Das Modeunternehmen will im Rahmen seiner Umweltstrategie WE C&ARE in diesem Jahr den Anteil von Bekleidung aus Bio-Baumwolle steigern. "Damit wird sich der Baumwoll-Anteil im Bio-Segment von 8.000 auf 12.000 Tonnen deutlich erhöhen und C&A mit seinem Angebot zu den führenden Abnehmern von Bio-Baumwolle gehören", sagt Unternehmenssprecher Thorsten Rolfes.

Mitglied bei B.A.U.M.

C&A ist eine Mitgliedschaft beim Bundesdeutschen Arbeitskreis für Umweltbewusstes Management (B.A.U.M.) eingegangen.
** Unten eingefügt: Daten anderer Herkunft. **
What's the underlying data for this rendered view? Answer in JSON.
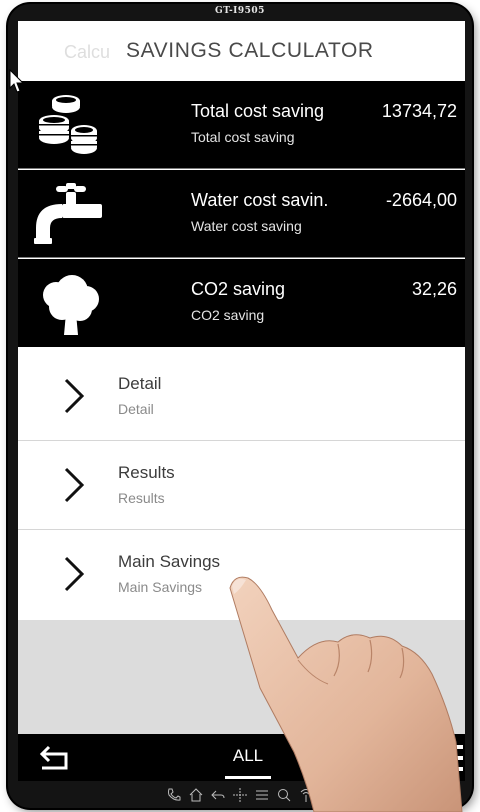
{
  "device": {
    "model": "GT-I9505"
  },
  "header": {
    "title": "SAVINGS CALCULATOR",
    "ghost_text": "Calcu"
  },
  "savings": [
    {
      "icon": "coins-icon",
      "title": "Total cost saving",
      "subtitle": "Total cost saving",
      "value": "13734,72"
    },
    {
      "icon": "water-tap-icon",
      "title": "Water cost savin.",
      "subtitle": "Water cost saving",
      "value": "-2664,00"
    },
    {
      "icon": "tree-icon",
      "title": "CO2 saving",
      "subtitle": "CO2 saving",
      "value": "32,26"
    }
  ],
  "menu": [
    {
      "title": "Detail",
      "subtitle": "Detail"
    },
    {
      "title": "Results",
      "subtitle": "Results"
    },
    {
      "title": "Main Savings",
      "subtitle": "Main Savings"
    }
  ],
  "bottom_bar": {
    "tab_label": "ALL",
    "left_icon": "back-arrow-icon",
    "right_icon": "hamburger-menu-icon"
  },
  "softkeys": [
    "phone-icon",
    "home-icon",
    "back-icon",
    "move-icon",
    "list-icon",
    "search-icon",
    "touch-icon"
  ],
  "colors": {
    "row_background": "#000000",
    "menu_background": "#ffffff",
    "empty_area": "#dcdcdc",
    "header_text": "#4a4a4a"
  }
}
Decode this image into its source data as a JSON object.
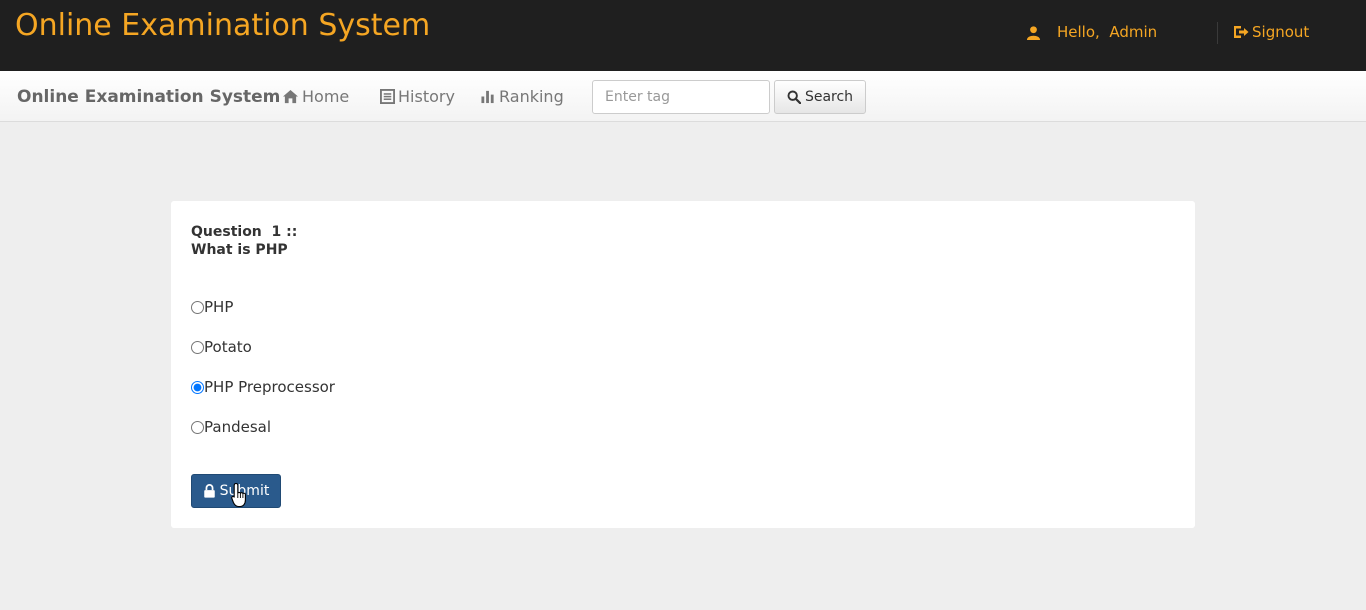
{
  "header": {
    "brand": "Online Examination System",
    "greeting": "Hello,  Admin",
    "signout": "Signout",
    "accent_color": "#f5a623"
  },
  "navbar": {
    "brand": "Online Examination System",
    "links": [
      {
        "label": "Home",
        "icon": "home-icon"
      },
      {
        "label": "History",
        "icon": "list-icon"
      },
      {
        "label": "Ranking",
        "icon": "bar-chart-icon"
      }
    ],
    "search": {
      "placeholder": "Enter tag",
      "value": "",
      "button_label": "Search"
    }
  },
  "question": {
    "title": "Question  1 ::",
    "text": "What is PHP",
    "options": [
      {
        "label": "PHP",
        "selected": false
      },
      {
        "label": "Potato",
        "selected": false
      },
      {
        "label": "PHP Preprocessor",
        "selected": true
      },
      {
        "label": "Pandesal",
        "selected": false
      }
    ],
    "submit_label": "Submit",
    "submit_color": "#2a5a8c"
  }
}
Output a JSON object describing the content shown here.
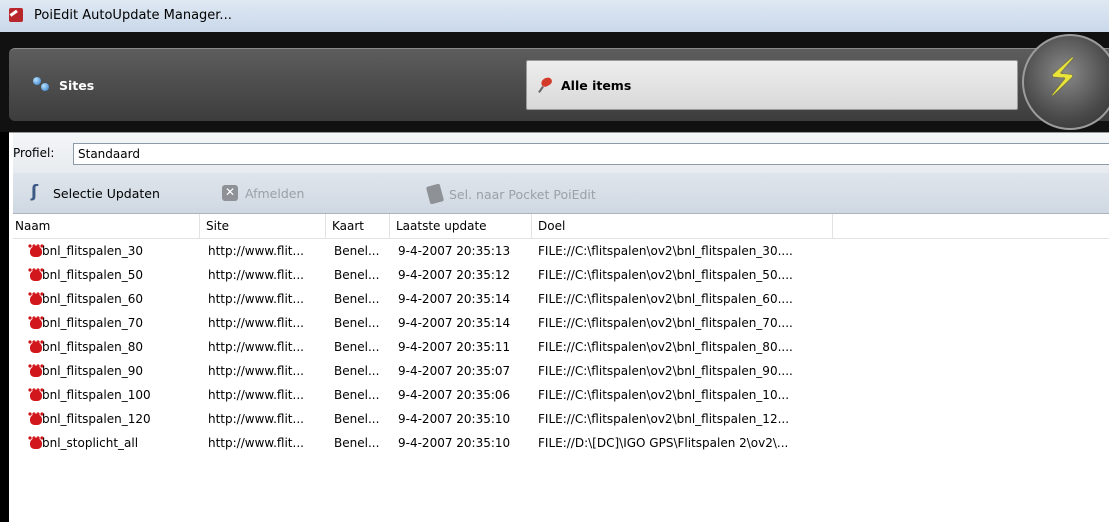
{
  "window": {
    "title": "PoiEdit AutoUpdate Manager..."
  },
  "tabs": {
    "sites": "Sites",
    "alle_items": "Alle items"
  },
  "orb": {
    "glyph": "⚡"
  },
  "profile": {
    "label": "Profiel:",
    "value": "Standaard"
  },
  "toolbar": {
    "update": "Selectie Updaten",
    "afmelden": "Afmelden",
    "pocket": "Sel. naar Pocket PoiEdit"
  },
  "columns": [
    "Naam",
    "Site",
    "Kaart",
    "Laatste update",
    "Doel"
  ],
  "rows": [
    {
      "naam": "bnl_flitspalen_30",
      "site": "http://www.flit...",
      "kaart": "Benel...",
      "update": "9-4-2007 20:35:13",
      "doel": "FILE://C:\\flitspalen\\ov2\\bnl_flitspalen_30...."
    },
    {
      "naam": "bnl_flitspalen_50",
      "site": "http://www.flit...",
      "kaart": "Benel...",
      "update": "9-4-2007 20:35:12",
      "doel": "FILE://C:\\flitspalen\\ov2\\bnl_flitspalen_50...."
    },
    {
      "naam": "bnl_flitspalen_60",
      "site": "http://www.flit...",
      "kaart": "Benel...",
      "update": "9-4-2007 20:35:14",
      "doel": "FILE://C:\\flitspalen\\ov2\\bnl_flitspalen_60...."
    },
    {
      "naam": "bnl_flitspalen_70",
      "site": "http://www.flit...",
      "kaart": "Benel...",
      "update": "9-4-2007 20:35:14",
      "doel": "FILE://C:\\flitspalen\\ov2\\bnl_flitspalen_70...."
    },
    {
      "naam": "bnl_flitspalen_80",
      "site": "http://www.flit...",
      "kaart": "Benel...",
      "update": "9-4-2007 20:35:11",
      "doel": "FILE://C:\\flitspalen\\ov2\\bnl_flitspalen_80...."
    },
    {
      "naam": "bnl_flitspalen_90",
      "site": "http://www.flit...",
      "kaart": "Benel...",
      "update": "9-4-2007 20:35:07",
      "doel": "FILE://C:\\flitspalen\\ov2\\bnl_flitspalen_90...."
    },
    {
      "naam": "bnl_flitspalen_100",
      "site": "http://www.flit...",
      "kaart": "Benel...",
      "update": "9-4-2007 20:35:06",
      "doel": "FILE://C:\\flitspalen\\ov2\\bnl_flitspalen_10..."
    },
    {
      "naam": "bnl_flitspalen_120",
      "site": "http://www.flit...",
      "kaart": "Benel...",
      "update": "9-4-2007 20:35:10",
      "doel": "FILE://C:\\flitspalen\\ov2\\bnl_flitspalen_12..."
    },
    {
      "naam": "bnl_stoplicht_all",
      "site": "http://www.flit...",
      "kaart": "Benel...",
      "update": "9-4-2007 20:35:10",
      "doel": "FILE://D:\\[DC]\\IGO GPS\\Flitspalen 2\\ov2\\..."
    }
  ]
}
Der Verein repräsentiert 500 Mitglieder der Deutschen Wirtschaft. Die mit WE C&ARE verbundenen Maßnahmen und Ziele umfassen Bio-Baumwolle, Produktsicherheit, Verpackung, Recycling, grüne Energie, das ECO-Store-Konzept sowie nachhaltige Optimierungen in Logistik und Transport. Der Modehändler "habe in diesen fünf Bereichen das Ziel, in Umweltschutzfragen zu den fünf besten Einzelhandelsunternehmen in Europa zu zählen", kündigte Rolfes an. 

Der Konsument soll dieses ökologische Engagement aber nicht teuer bezahlen. Der höhere Rohstoffpreis für Bio-Baumwolle werde nicht an die Kunden weitergegeben, betont Rolfes.

Der Verbraucher will Öko

Mit dem verstärkten Einsatz für Nachhaltigkeit erfüllt C&A Verbraucherwünsche. Die Unternehmensberatung Boston Consulting hat in einer Befragung unter 539 deutschen Konsumenten herausgefunden, dass 37 Prozent oft oder sogar hauptsächlich umweltfreundliche Produkte kaufen.

Ein Drittel würden dafür sogar auch in diesen wirtschaftlich angespannten Zeiten einen höheren Preis bezahlen.